Listen, right now we have all five starters averaging double figures. If that continues, bench scoring really won’t matter all that much. But, it probably won’t. Getting Gathers back (whenever that happens, I’m tired of speculating though a source told us he’s shooting for A10 play right now) and Gregg (Saturday) is certainly going to help a lot. But it is fun to debate how deep this team really is, and what defines depth.

This Bonnies team was DEEP.

This Bonnies team was DEEP.

Now the 2011-2012 team was a DEEP team. Consider the guys off the pine in our Championship season.

Davenport (injured eight games in), Simmons (injured opening night) Mosley, Ndoye, Chris Johnson, and others.

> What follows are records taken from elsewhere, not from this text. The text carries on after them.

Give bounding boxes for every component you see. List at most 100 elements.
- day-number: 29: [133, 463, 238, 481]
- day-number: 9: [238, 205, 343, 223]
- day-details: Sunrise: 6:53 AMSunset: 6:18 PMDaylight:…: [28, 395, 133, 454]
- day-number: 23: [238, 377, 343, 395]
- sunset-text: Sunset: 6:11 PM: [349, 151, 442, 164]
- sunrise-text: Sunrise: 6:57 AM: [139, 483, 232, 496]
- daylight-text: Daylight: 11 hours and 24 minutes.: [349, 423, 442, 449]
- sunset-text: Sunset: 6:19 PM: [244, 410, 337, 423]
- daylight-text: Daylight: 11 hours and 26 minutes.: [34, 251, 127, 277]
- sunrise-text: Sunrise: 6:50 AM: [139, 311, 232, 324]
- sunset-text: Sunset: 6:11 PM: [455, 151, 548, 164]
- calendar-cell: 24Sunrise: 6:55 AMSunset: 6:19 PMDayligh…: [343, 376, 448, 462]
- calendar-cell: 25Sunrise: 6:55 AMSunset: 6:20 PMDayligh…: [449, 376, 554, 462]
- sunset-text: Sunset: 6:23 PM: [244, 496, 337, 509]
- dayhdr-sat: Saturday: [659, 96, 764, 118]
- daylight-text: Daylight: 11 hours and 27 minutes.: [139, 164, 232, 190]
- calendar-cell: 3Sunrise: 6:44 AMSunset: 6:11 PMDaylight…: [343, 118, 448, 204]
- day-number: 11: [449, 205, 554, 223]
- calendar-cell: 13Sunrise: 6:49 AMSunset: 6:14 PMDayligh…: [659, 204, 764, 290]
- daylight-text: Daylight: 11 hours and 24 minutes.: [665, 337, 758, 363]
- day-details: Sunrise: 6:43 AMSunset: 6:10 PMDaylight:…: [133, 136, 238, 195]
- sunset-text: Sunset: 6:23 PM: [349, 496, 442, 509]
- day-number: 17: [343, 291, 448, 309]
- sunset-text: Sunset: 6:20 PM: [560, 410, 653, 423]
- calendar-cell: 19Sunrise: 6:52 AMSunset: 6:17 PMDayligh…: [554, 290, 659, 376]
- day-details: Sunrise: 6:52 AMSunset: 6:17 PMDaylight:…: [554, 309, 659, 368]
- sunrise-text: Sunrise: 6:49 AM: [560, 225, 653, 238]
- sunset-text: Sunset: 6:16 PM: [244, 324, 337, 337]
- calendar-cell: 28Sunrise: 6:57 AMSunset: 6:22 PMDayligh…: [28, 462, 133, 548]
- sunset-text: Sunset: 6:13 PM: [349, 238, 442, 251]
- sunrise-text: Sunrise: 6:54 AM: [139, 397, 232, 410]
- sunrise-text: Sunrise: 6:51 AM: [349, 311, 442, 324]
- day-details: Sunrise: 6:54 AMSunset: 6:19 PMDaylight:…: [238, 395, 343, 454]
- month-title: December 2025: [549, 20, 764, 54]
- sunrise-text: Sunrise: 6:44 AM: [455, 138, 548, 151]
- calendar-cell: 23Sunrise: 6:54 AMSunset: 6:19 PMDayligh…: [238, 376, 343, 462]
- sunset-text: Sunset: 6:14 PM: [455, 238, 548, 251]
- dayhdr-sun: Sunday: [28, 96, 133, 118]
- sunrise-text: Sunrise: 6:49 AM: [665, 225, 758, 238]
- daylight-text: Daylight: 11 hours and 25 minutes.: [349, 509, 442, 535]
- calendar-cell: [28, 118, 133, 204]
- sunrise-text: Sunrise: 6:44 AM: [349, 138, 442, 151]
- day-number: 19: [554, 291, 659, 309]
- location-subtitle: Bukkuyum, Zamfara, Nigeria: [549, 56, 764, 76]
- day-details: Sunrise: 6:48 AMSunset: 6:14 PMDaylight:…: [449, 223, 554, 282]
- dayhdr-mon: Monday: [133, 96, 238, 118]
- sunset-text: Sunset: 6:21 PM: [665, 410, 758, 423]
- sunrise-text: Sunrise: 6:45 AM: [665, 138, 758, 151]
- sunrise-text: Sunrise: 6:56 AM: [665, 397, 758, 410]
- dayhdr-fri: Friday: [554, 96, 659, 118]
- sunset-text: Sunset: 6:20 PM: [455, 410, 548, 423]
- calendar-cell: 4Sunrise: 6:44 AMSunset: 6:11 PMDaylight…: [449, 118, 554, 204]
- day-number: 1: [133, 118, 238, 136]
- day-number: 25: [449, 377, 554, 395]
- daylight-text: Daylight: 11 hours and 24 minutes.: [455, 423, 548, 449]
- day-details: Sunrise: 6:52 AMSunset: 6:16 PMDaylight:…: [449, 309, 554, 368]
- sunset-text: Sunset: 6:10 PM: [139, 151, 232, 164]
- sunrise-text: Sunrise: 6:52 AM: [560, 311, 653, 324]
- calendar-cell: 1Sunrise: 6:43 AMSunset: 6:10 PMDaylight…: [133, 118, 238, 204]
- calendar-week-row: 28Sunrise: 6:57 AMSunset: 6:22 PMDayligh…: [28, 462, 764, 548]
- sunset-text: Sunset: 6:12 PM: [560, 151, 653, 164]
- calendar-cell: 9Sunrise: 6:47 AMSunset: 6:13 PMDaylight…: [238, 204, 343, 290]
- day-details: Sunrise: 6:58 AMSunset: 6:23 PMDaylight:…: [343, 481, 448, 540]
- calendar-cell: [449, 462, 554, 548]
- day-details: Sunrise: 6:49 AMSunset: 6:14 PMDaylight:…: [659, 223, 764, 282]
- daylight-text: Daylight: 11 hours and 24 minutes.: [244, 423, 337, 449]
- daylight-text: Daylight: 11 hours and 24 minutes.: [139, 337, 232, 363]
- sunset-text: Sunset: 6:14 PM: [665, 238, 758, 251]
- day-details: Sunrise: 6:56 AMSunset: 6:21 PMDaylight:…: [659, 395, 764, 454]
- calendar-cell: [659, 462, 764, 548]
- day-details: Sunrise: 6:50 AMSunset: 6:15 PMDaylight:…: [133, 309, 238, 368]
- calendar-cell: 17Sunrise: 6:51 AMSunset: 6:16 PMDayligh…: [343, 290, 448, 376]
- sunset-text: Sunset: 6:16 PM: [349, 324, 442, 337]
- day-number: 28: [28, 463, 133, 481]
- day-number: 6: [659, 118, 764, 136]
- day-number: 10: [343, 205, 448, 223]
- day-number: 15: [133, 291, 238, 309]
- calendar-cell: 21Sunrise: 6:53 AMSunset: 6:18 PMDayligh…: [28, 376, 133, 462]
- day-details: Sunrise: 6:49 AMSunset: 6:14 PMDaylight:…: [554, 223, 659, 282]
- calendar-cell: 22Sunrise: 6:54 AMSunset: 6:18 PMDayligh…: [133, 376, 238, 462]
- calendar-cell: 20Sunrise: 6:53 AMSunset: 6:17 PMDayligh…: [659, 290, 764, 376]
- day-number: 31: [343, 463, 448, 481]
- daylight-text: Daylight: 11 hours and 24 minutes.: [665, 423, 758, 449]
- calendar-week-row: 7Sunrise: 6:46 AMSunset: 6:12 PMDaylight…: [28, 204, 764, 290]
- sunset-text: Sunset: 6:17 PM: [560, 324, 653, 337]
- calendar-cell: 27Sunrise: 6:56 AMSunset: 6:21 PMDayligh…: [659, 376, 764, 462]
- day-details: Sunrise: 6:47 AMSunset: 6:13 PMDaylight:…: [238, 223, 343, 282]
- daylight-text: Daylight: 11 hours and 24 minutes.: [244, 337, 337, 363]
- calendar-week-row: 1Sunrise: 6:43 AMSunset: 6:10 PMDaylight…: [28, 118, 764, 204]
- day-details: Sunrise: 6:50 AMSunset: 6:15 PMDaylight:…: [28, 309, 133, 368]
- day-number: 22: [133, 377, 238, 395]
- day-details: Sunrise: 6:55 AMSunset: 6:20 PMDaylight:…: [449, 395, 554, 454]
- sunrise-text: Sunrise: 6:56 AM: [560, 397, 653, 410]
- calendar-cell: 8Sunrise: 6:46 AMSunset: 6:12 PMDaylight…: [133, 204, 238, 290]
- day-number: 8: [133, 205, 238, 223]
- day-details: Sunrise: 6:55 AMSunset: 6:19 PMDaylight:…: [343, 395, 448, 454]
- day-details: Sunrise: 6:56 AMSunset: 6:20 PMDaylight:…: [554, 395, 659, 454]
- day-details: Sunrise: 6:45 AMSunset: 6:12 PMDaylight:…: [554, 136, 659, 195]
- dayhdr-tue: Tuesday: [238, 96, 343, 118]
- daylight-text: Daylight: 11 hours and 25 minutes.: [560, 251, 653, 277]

In the A10 final our starters not named Andrew Nicholson combined to score 23 points. Our bench chipped in 18 points. Heck, even Gathers was seeing meaningful minutes in March…On many nights Mosley and Chris Johnson were among our best players. Think of the huge moments guys like Kloof, Ndoye, Johnson and Mosley all had in Atlantic City that weekend. Those guys made some massive plays in big time spots…that was a deep team.  That was one of the biggest reasons we all fell in love with that squad: it wasn’t just Nicholson (although some nights it was) it was a team of guys who could all make plays on a given night.

So, it will be interesting to see how this year’s team develops depth as the season goes in. One thing is for sure, playing the first X number of games without Gathers and Gregg will only help the team feel more comfortable in big games going forward.